一方、仏教はお釈迦様が開いたとされる宗教です。その歴史は聖徳太子の時代から始まり、今では日本仏教として主に十三の宗派に分かれ、寺院や仏壇に御本尊や先祖のお位牌を納めています。日本仏教には三大宗派と言われる宗派があり、そのひとつである日蓮宗の総本山こそが身延山久遠寺です。日蓮宗は、日蓮聖人が開祖の宗派として、多くの人から信仰されていました。しかし、日蓮聖人に没後、一時は衰退の危機に晒されるも、身延山久遠寺の第11世法主となった日朝上人の尽力で、現在まで受け継がれる日本仏教を代表する宗派のひとつになったのです。

あなたも目や学業のお悩みはありませんか?

日朝上人が建立した行学院覚林坊をはじめ、身延山一帯は今や国内外から観光客が訪れる人気のパワースポットになっています。覚林坊は、元々身延山に訪れる修行僧や参拝客の宿泊施設(宿坊)でした。しかし、覚林坊の第42代大黒(女将)である樋口純子氏の「身延に賑わいを作りたい!」という想いから、さまざまな趣向を凝らして来る人を出迎えています。宿坊はもちろんのこと、ランチやディナーを楽しめるレストランや身延ならではの商品の開発など、寺町を盛り上げるために尽力しています。

なかでも、目の神様である日朝上人にあやかって作られた目薬「日朝水」は、覚林坊でしか手に入らないレア商品。「日朝水」は、すべて日朝上人をお祀りした日朝堂にてお経を挙げてから販売するのだそう。目の疲れや結膜充血、眼病予防、紫外線や他の光線による目の腫れなどに効果があると言われており、わざわざ遠方から買いに来る人も多いのだそうです。

また、覚林坊にある日朝堂では、お堂の中でのヨガ体験などのアクティビティが楽しめます。神聖で荘厳な雰囲気のあるお堂で、身も心もリラックスしながら行うヨガは、非日常体験ができるリトリートにピッタリの人気のアクティビティのひとつです。また、覚林坊では、院内で「おてらんち」という食事が楽しめます。これは「お寺」と「ランチ」から成る造語で、気軽にお寺でもランチを楽しんで欲しいという女将の提案で、精進料理をベースに作られたもの。身延特産のあけぼの大豆を使った自家製納豆や、山梨県産のフルーツコンフィチュールを使ったデザートなど、地産地消の食と文化を存分に堪能することができます。
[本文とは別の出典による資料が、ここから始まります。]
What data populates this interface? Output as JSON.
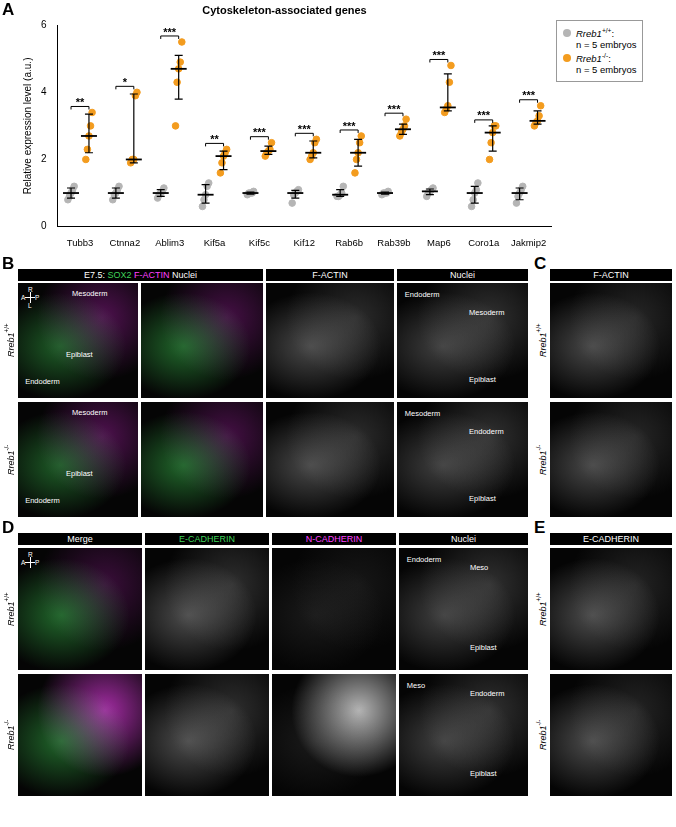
{
  "chart_data": {
    "type": "scatter",
    "title": "Cytoskeleton-associated genes",
    "y_label": "Relative expression level (a.u.)",
    "categories": [
      "Tubb3",
      "Ctnna2",
      "Ablim3",
      "Kif5a",
      "Kif5c",
      "Kif12",
      "Rab6b",
      "Rab39b",
      "Map6",
      "Coro1a",
      "Jakmip2"
    ],
    "ylim": [
      0,
      6
    ],
    "yticks": [
      0,
      2,
      4,
      6
    ],
    "grid": false,
    "legend": "top-right",
    "significance": [
      "**",
      "*",
      "***",
      "**",
      "***",
      "***",
      "***",
      "***",
      "***",
      "***",
      "***"
    ],
    "series": [
      {
        "name": "Rreb1+/+:",
        "n_label": "n = 5 embryos",
        "color": "#b5b5b5",
        "values": [
          [
            0.8,
            0.9,
            1.0,
            1.1,
            1.2
          ],
          [
            0.8,
            0.95,
            1.0,
            1.1,
            1.2
          ],
          [
            0.85,
            0.95,
            1.0,
            1.05,
            1.15
          ],
          [
            0.6,
            0.8,
            0.95,
            1.2,
            1.3
          ],
          [
            0.95,
            1.0,
            1.0,
            1.0,
            1.05
          ],
          [
            0.7,
            0.95,
            1.0,
            1.05,
            1.1
          ],
          [
            0.9,
            0.9,
            0.95,
            1.0,
            1.2
          ],
          [
            0.95,
            1.0,
            1.0,
            1.0,
            1.05
          ],
          [
            0.9,
            1.0,
            1.05,
            1.1,
            1.15
          ],
          [
            0.6,
            0.8,
            1.0,
            1.1,
            1.3
          ],
          [
            0.7,
            0.9,
            1.0,
            1.1,
            1.2
          ]
        ],
        "error_bars": [
          {
            "center": 1.0,
            "low": 0.85,
            "high": 1.15
          },
          {
            "center": 1.0,
            "low": 0.85,
            "high": 1.15
          },
          {
            "center": 1.0,
            "low": 0.9,
            "high": 1.1
          },
          {
            "center": 0.95,
            "low": 0.7,
            "high": 1.25
          },
          {
            "center": 1.0,
            "low": 0.97,
            "high": 1.03
          },
          {
            "center": 1.0,
            "low": 0.85,
            "high": 1.08
          },
          {
            "center": 0.95,
            "low": 0.9,
            "high": 1.1
          },
          {
            "center": 1.0,
            "low": 0.97,
            "high": 1.03
          },
          {
            "center": 1.05,
            "low": 0.95,
            "high": 1.12
          },
          {
            "center": 1.0,
            "low": 0.7,
            "high": 1.2
          },
          {
            "center": 1.0,
            "low": 0.8,
            "high": 1.15
          }
        ]
      },
      {
        "name": "Rreb1-/-:",
        "n_label": "n = 5 embryos",
        "color": "#f39c1f",
        "values": [
          [
            2.0,
            2.3,
            2.7,
            3.0,
            3.4
          ],
          [
            1.9,
            2.0,
            2.0,
            3.9,
            4.0
          ],
          [
            3.0,
            4.3,
            4.7,
            4.9,
            5.5
          ],
          [
            1.6,
            1.9,
            2.1,
            2.2,
            2.3
          ],
          [
            2.1,
            2.2,
            2.25,
            2.3,
            2.5
          ],
          [
            2.0,
            2.1,
            2.2,
            2.5,
            2.6
          ],
          [
            1.6,
            2.0,
            2.2,
            2.5,
            2.7
          ],
          [
            2.7,
            2.8,
            2.9,
            3.0,
            3.2
          ],
          [
            3.4,
            3.5,
            3.6,
            4.3,
            4.8
          ],
          [
            2.0,
            2.5,
            2.8,
            3.0,
            3.0
          ],
          [
            3.0,
            3.1,
            3.15,
            3.3,
            3.6
          ]
        ],
        "error_bars": [
          {
            "center": 2.7,
            "low": 2.2,
            "high": 3.35
          },
          {
            "center": 2.0,
            "low": 1.9,
            "high": 3.95
          },
          {
            "center": 4.7,
            "low": 3.8,
            "high": 5.1
          },
          {
            "center": 2.1,
            "low": 1.7,
            "high": 2.25
          },
          {
            "center": 2.25,
            "low": 2.15,
            "high": 2.4
          },
          {
            "center": 2.2,
            "low": 2.05,
            "high": 2.55
          },
          {
            "center": 2.2,
            "low": 1.8,
            "high": 2.6
          },
          {
            "center": 2.9,
            "low": 2.75,
            "high": 3.05
          },
          {
            "center": 3.55,
            "low": 3.45,
            "high": 4.55
          },
          {
            "center": 2.8,
            "low": 2.25,
            "high": 3.0
          },
          {
            "center": 3.15,
            "low": 3.05,
            "high": 3.45
          }
        ]
      }
    ]
  },
  "panel_letters": [
    "A",
    "B",
    "C",
    "D",
    "E"
  ],
  "panel_B": {
    "header": [
      {
        "text": "E7.5:",
        "color": "#ffffff"
      },
      {
        "text": "SOX2",
        "color": "#3fd35a"
      },
      {
        "text": "F-ACTIN",
        "color": "#ff40ff"
      },
      {
        "text": "Nuclei",
        "color": "#ffffff"
      }
    ],
    "compass": [
      "R",
      "A",
      "P",
      "L"
    ],
    "columns": [
      "F-ACTIN",
      "Nuclei"
    ],
    "rows": [
      {
        "label": "Rreb1+/+",
        "overview": [
          "Mesoderm",
          "Endoderm",
          "Epiblast"
        ],
        "nuclei": [
          "Endoderm",
          "Mesoderm",
          "Epiblast"
        ]
      },
      {
        "label": "Rreb1-/-",
        "overview": [
          "Mesoderm",
          "Endoderm",
          "Epiblast"
        ],
        "nuclei": [
          "Mesoderm",
          "Endoderm",
          "Epiblast"
        ]
      }
    ]
  },
  "panel_C": {
    "header": "F-ACTIN",
    "rows": [
      "Rreb1+/+",
      "Rreb1-/-"
    ]
  },
  "panel_D": {
    "compass": [
      "R",
      "A",
      "P"
    ],
    "columns": [
      {
        "text": "Merge",
        "color": "#ffffff"
      },
      {
        "text": "E-CADHERIN",
        "color": "#3fd35a"
      },
      {
        "text": "N-CADHERIN",
        "color": "#ff40ff"
      },
      {
        "text": "Nuclei",
        "color": "#ffffff"
      }
    ],
    "rows": [
      {
        "label": "Rreb1+/+",
        "nuclei": [
          "Endoderm",
          "Meso",
          "Epiblast"
        ]
      },
      {
        "label": "Rreb1-/-",
        "nuclei": [
          "Meso",
          "Endoderm",
          "Epiblast"
        ]
      }
    ]
  },
  "panel_E": {
    "header": "E-CADHERIN",
    "rows": [
      "Rreb1+/+",
      "Rreb1-/-"
    ]
  }
}
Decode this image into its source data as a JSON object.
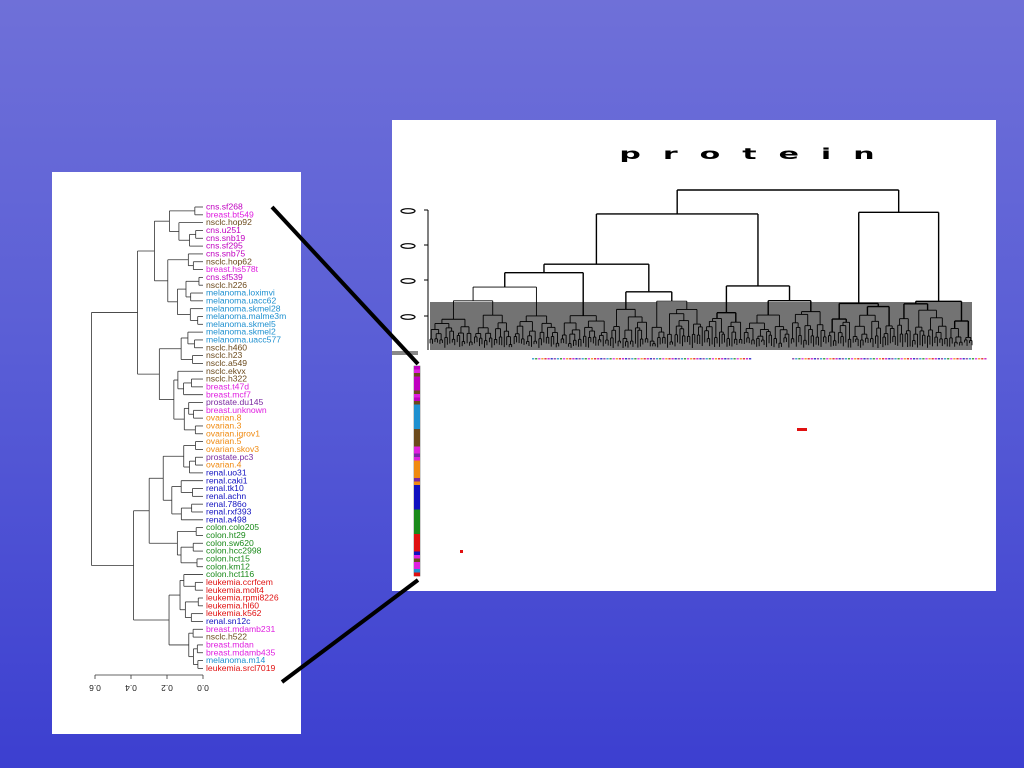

他にも、身延山オリジナルの寺(じ)ビールや、ヴィーガンやハラール向けの食事が楽しめる農カフェZENCHOなど、昔と現代が絶妙に融合したスポットの点在する身延山。「目の神様」、「学業の神様」と言われる日朝上人の身延山再興の思いは、今もなお覚林坊のみならず寺町全体に継承されていくことでしょう。ぜひ、山梨身延を訪れた際には、行学院覚林坊と日朝堂を訪れ、日朝上人の身延山への想いに触れてみませんか?